Further, reports are generated for an intent metrics summary and a confusion matrix. These include additional summaries and visualizations that help determine the strength and weaknesses of the training set.
User's workspace must allow to create 5 more workspaces. For 'lite' plans, use 3 folds instead (fold_num=3
)
config.ini
(fill in your iam_apikey
, url
, and workspace_id
at minimum. (Older instances use a url like "https://gateway-wdc.watsonplatform.net/assistant/api")
[ASSISTANT CREDENTIALS]
iam_apikey = <wa iam apikey>
url = https://api.us-east.assistant.watson.cloud.ibm.com
version=2019-02-28
[DEFAULT]
mode = kfold
workspace_id = 01234567-9ABC-DEF0-1234-56789ABCDEF0
; optional - defaults shown here
;train file used by NLC only - defaults to <temporary_file_directory>/intent-train.csv
;train_input_file = ./data/intent-train.csv
;fold_num = 5
;output_directory = ./data
;test_output_path = ./data/kfold-out.csv
;out_figure_path= ./data/figure.png
;conf_thres = 0.2
The most common error running a k-folds test is running out of available workspaces, particularly if you are on a Lite plan which limits you to 5 workspaces. The k-folds test creates fold_num
workspaces.
If you run out of workspaces, delete any unused workspaces and reduce the fold_num
parameter to a smaller value (ex: fold_num=3
).
Performing a k-fold cross-validation on your training set is a technique that can be used to find opportunities to further improve your training data by finding confusing training. This tool helps you perform a cross-validation and use it to generate a confusion analysis.

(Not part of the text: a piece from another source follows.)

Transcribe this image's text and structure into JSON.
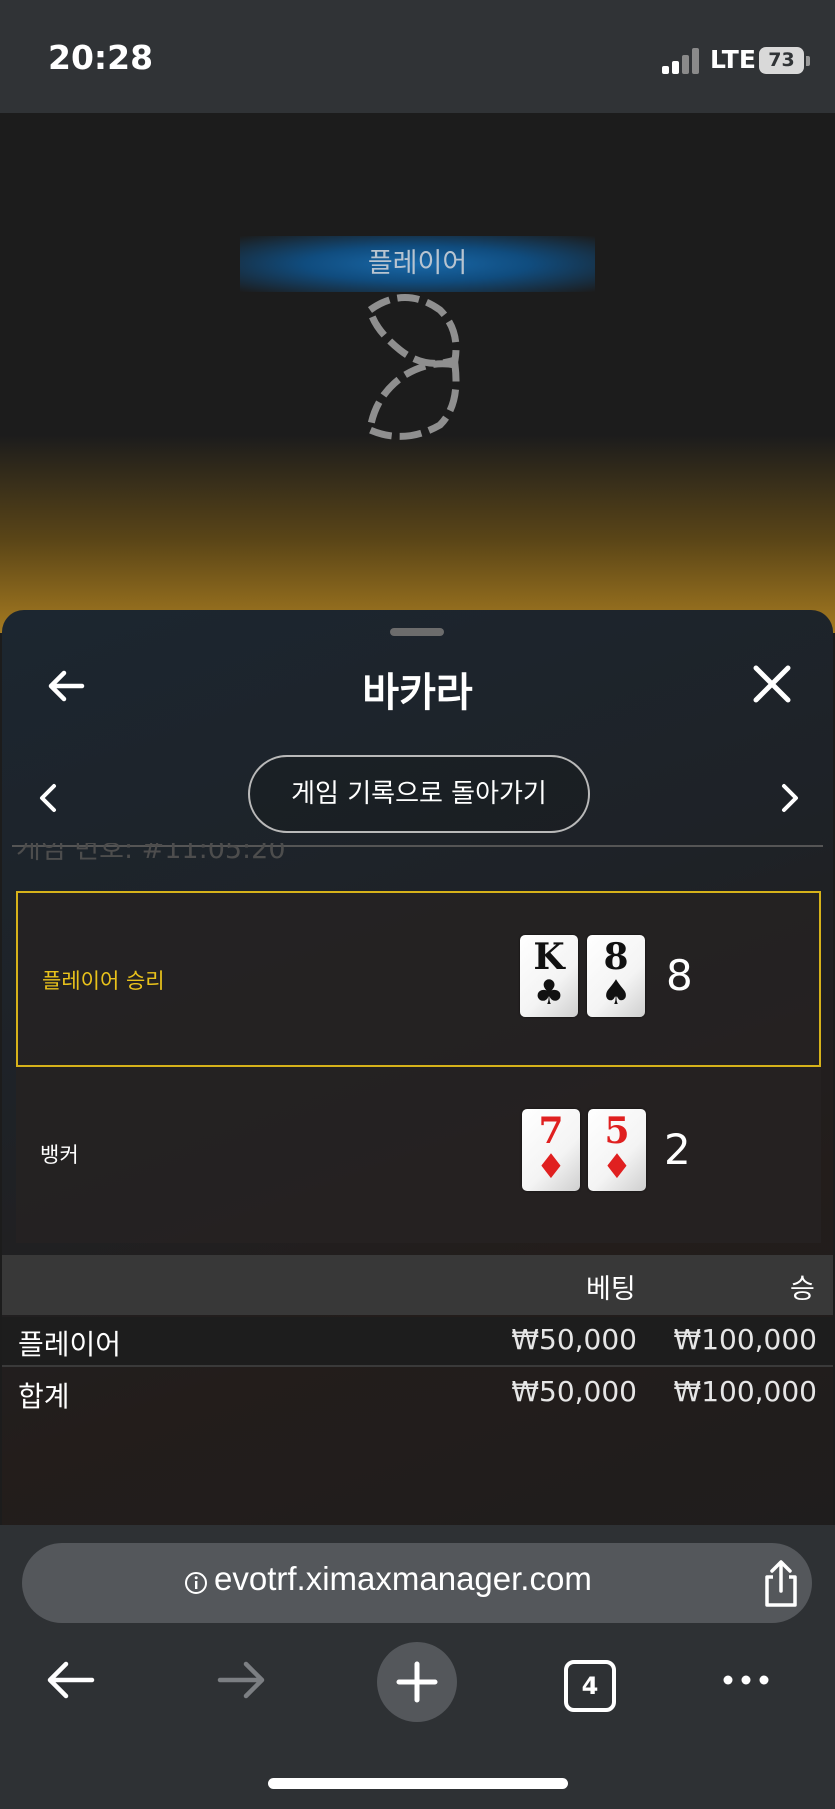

It is important not to misuse the score produced from a cross-validation. A cross-validation score is a metric that measures ground truth consistency – i.e., how much confusion there is in your ground truth. It is not a predictor of how well your ground truth will do when applied to real users. As a simple illustration of this: you can improve a cross validation score by removing all training that is difficult to handle, leaving only training that is very easy to classify into the correct intent. This may produce a high cross-validation score such as 95%, but will perform very badly when applied to real customer utterances.
Thus cross-validation should only be used for identifying opportunities for improving the consistency in the ground truth. For a pre-deploy metric of overall quality, a properly created and maintained test set must be used.
Partial credit scoring may be configured when intents are intentionally similar or overlapping, especially in the case of multi-intent statements.